@glchen: I've had to deal with the same problems before. I don't know if there is a hardware solution others more experienced than me can recommend but I've used static routes in windows XP, Vista and 7 with good success in the past. It may be that your company have controls in place to block this (normally a quarantine process running on your machine as part of the VPN connection). As a general rule though corporate network admins get a bit shirty

about trying to bypass their split-tunnelling restrictions.
However, it costs nothing to give it a go. Here's how in Windows XP or higher:
1. Make sure the VPN is NOT connected
2. Open a command prompt (hit start; type cmd in the run or search box)
3. You'll need to know the IP address of your router gateway and your NAS box and your subnet mask - let me know if you don't know how to get this...
4. type the following: route ADD your_NAS_ip_address MASK your_network_mask your_gateway_ip_address -p
This will add a static route which will be persistent (it'll survive reboots). Give it a try and see if it works for you. Here's an example:
NAS IP: 192.168.1.99
Gateway IP: 192.168.1.254
Subnetmask: 255.255.255.0
*Tip: you can get your gateway and subnet mask by typing IPCONFIG /all and seeing what your current connection is using - it'll be the same if you're using a simple home network like me.

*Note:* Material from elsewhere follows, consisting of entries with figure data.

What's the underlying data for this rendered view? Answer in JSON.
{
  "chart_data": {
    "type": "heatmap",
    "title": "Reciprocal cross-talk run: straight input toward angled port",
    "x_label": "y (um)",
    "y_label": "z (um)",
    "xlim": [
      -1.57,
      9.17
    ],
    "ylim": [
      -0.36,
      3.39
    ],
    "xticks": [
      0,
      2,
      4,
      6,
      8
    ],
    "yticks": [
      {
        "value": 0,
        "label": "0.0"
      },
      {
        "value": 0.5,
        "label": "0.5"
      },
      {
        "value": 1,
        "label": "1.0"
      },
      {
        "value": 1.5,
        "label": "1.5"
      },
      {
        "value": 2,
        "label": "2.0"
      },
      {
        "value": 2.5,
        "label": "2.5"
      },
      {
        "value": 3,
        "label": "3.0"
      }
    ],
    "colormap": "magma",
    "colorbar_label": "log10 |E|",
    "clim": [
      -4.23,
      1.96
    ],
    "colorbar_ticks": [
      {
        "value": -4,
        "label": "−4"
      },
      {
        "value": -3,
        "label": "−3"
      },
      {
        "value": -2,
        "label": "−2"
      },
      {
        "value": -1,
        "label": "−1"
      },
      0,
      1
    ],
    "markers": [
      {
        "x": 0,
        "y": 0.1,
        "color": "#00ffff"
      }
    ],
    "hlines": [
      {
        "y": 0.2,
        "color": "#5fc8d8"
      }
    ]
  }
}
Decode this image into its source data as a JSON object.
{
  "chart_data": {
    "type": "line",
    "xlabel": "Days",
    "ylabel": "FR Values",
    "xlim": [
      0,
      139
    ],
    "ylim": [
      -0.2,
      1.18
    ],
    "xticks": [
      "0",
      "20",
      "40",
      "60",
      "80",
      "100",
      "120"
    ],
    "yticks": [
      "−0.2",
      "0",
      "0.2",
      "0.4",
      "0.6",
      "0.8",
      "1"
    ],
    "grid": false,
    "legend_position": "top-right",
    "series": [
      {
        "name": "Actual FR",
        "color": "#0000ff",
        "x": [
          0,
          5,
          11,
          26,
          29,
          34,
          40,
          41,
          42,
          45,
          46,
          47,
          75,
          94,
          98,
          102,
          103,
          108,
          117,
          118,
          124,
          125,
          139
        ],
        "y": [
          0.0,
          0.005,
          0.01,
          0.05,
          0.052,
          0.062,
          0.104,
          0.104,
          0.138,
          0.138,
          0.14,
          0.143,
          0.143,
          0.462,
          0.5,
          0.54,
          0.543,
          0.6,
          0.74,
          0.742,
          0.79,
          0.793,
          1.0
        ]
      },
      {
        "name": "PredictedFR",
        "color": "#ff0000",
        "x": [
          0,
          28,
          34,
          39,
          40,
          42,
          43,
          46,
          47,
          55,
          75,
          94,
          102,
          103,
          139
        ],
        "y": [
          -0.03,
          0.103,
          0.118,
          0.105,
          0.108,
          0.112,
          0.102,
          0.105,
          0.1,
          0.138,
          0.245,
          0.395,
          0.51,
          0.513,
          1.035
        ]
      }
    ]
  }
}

route ADD 192.168.1.99 MASK 255.255.255.0 192.168.1.254 -p
If this doesn't work you could always try asking your company network admins if they permit split-tunnelling on certain subnets. For example, some allow this is you use a DHCP pool within the company range (e.g. I use 16.x.x.x as my company owns this range thus net admins are happy to allow split-tunnelling on that sub-net when connected to the VPN).
Hope this helps and I'm sure others can correct any mistakes or provide other solutions - I'm by no means an expert!